7 years 2 weeks 5 days ago Friday, April 07 2017 Apr 7, 2017 April 07, 2017 4:10 AM April 07, 2017 in Pat Shingleton Column
By: Pat Shingleton:

An archived Weatherwise magazine report noted that “wind set down” occurs when strong winds blow over water for an extended period of time, shifting the water body downward. This downward shift causes a low-angle tilt and the upwind, shore water level drops. Here’s an excerpt about the Red Sea. “As the sun sank over the Nile Delta, a man stood on-shore… raising his rod as a howling wind blew from the east.
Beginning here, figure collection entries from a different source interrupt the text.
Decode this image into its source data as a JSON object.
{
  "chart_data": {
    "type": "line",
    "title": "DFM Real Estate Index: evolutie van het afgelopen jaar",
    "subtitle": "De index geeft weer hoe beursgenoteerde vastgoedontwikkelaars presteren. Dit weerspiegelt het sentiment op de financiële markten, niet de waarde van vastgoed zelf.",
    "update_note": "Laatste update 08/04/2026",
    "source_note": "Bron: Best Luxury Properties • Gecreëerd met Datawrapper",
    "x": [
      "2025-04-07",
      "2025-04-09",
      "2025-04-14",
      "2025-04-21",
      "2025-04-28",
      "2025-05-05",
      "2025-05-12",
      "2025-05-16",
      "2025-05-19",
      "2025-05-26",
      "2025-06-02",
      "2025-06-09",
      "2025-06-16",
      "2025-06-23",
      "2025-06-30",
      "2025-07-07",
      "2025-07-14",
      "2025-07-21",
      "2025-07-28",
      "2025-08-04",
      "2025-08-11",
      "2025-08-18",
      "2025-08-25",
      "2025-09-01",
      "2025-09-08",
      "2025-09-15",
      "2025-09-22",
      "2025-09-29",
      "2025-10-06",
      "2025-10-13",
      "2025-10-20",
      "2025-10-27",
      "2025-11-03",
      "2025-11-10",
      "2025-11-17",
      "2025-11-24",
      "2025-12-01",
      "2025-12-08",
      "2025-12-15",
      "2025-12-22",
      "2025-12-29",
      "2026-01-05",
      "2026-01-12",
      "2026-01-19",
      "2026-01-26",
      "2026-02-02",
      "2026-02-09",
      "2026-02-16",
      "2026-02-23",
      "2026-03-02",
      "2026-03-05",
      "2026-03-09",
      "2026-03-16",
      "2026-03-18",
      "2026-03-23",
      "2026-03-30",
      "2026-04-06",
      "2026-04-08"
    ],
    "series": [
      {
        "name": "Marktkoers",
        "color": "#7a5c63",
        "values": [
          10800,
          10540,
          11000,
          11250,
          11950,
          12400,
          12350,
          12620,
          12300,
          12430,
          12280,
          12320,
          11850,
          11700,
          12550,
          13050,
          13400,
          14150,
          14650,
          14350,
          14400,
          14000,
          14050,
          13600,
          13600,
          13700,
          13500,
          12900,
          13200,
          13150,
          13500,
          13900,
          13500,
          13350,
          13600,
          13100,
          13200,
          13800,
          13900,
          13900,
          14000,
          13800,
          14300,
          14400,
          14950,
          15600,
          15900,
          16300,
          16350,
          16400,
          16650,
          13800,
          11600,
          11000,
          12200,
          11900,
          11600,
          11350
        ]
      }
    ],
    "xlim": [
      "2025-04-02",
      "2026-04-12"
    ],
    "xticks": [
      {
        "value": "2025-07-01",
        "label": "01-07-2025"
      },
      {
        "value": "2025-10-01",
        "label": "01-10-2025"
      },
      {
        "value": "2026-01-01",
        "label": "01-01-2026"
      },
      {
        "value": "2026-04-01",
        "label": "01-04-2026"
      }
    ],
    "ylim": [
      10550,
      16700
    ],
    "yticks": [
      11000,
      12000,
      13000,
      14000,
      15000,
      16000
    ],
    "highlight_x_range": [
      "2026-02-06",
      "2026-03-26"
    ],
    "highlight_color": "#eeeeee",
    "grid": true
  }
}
In the morning the sea was gone, blown to the west; permitting people to walk upon dry ground where the day before fish swam and boats sailed.” The man was not Moses as described in Exodus 14 but Major-General Sir Alexander B. Tulloch, holding a surveyor’s rod, not a staff, in 1882. Researchers believe that “wind set down” is comparable to a hurricane’s storm surge. In the past, on the western end of Lake Erie, “wind set down” events have dropped the lake by 2 meters. At Cedar Key Harbor in Florida in September 6, 2004 a 1 meter drop in water level occurred as Hurricane Frances passed. It then rose 1.5 meters above sea level in nine hours.